Massachusetts doctors are asking the court to stop the tiering program or require administrators to follow specific standards, including disclosure of the ranking methods, physician input, appeals processes and independent oversight.

GIC Executive Director Dolores L. Mitchell praised the court for narrowing the scope of the litigation but called the lawsuit "regrettable." She acknowledged that the program is not perfect but said the commission continues to look for improvements.

"There's a crying need for this kind of analysis," Mitchell said, adding that the tiering program uses nationally recognized measures, such as those from the National Quality Forum. "We know that costs are becoming unsustainable. And there continues to be enormous variability in physician performance, and that is a quality issue of serious dimension."

It's not the first time doctors have turned to the courts over concerns with insurers' rating systems.

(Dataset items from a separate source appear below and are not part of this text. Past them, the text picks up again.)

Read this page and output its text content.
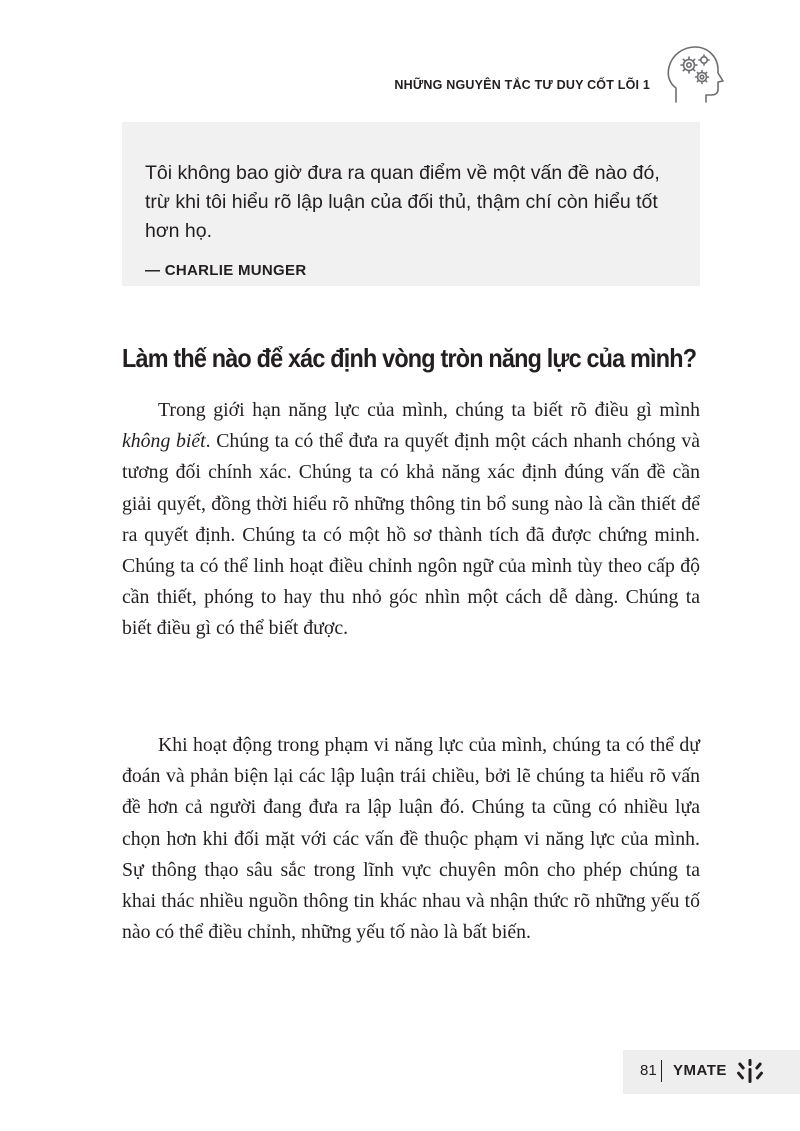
NHỮNG NGUYÊN TẮC TƯ DUY CỐT LÕI 1

Tôi không bao giờ đưa ra quan điểm về một vấn đề nào đó, trừ khi tôi hiểu rõ lập luận của đối thủ, thậm chí còn hiểu tốt hơn họ.

— CHARLIE MUNGER
Làm thế nào để xác định vòng tròn năng lực của mình?

Trong giới hạn năng lực của mình, chúng ta biết rõ điều gì mình không biết. Chúng ta có thể đưa ra quyết định một cách nhanh chóng và tương đối chính xác. Chúng ta có khả năng xác định đúng vấn đề cần giải quyết, đồng thời hiểu rõ những thông tin bổ sung nào là cần thiết để ra quyết định. Chúng ta có một hồ sơ thành tích đã được chứng minh. Chúng ta có thể linh hoạt điều chỉnh ngôn ngữ của mình tùy theo cấp độ cần thiết, phóng to hay thu nhỏ góc nhìn một cách dễ dàng. Chúng ta biết điều gì có thể biết được.

Khi hoạt động trong phạm vi năng lực của mình, chúng ta có thể dự đoán và phản biện lại các lập luận trái chiều, bởi lẽ chúng ta hiểu rõ vấn đề hơn cả người đang đưa ra lập luận đó. Chúng ta cũng có nhiều lựa chọn hơn khi đối mặt với các vấn đề thuộc phạm vi năng lực của mình. Sự thông thạo sâu sắc trong lĩnh vực chuyên môn cho phép chúng ta khai thác nhiều nguồn thông tin khác nhau và nhận thức rõ những yếu tố nào có thể điều chỉnh, những yếu tố nào là bất biến.

81 YMATE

A similar case brought by a group of Connecticut doctors against several health plans is pending in Danbury Superior Court. The parties are engaged in settlement negotiations.

In New York, a number of major health plans in 2007 consented to more transparency in their ranking programs after the attorney general raised concerns that the rankings could mislead consumers. In 2006, Regence BlueShield settled defamation claims by the Washington State Medical Assn. and the Litigation Center of the AMA and State Medical Societies, and agreed to include doctors in developing its quality measures.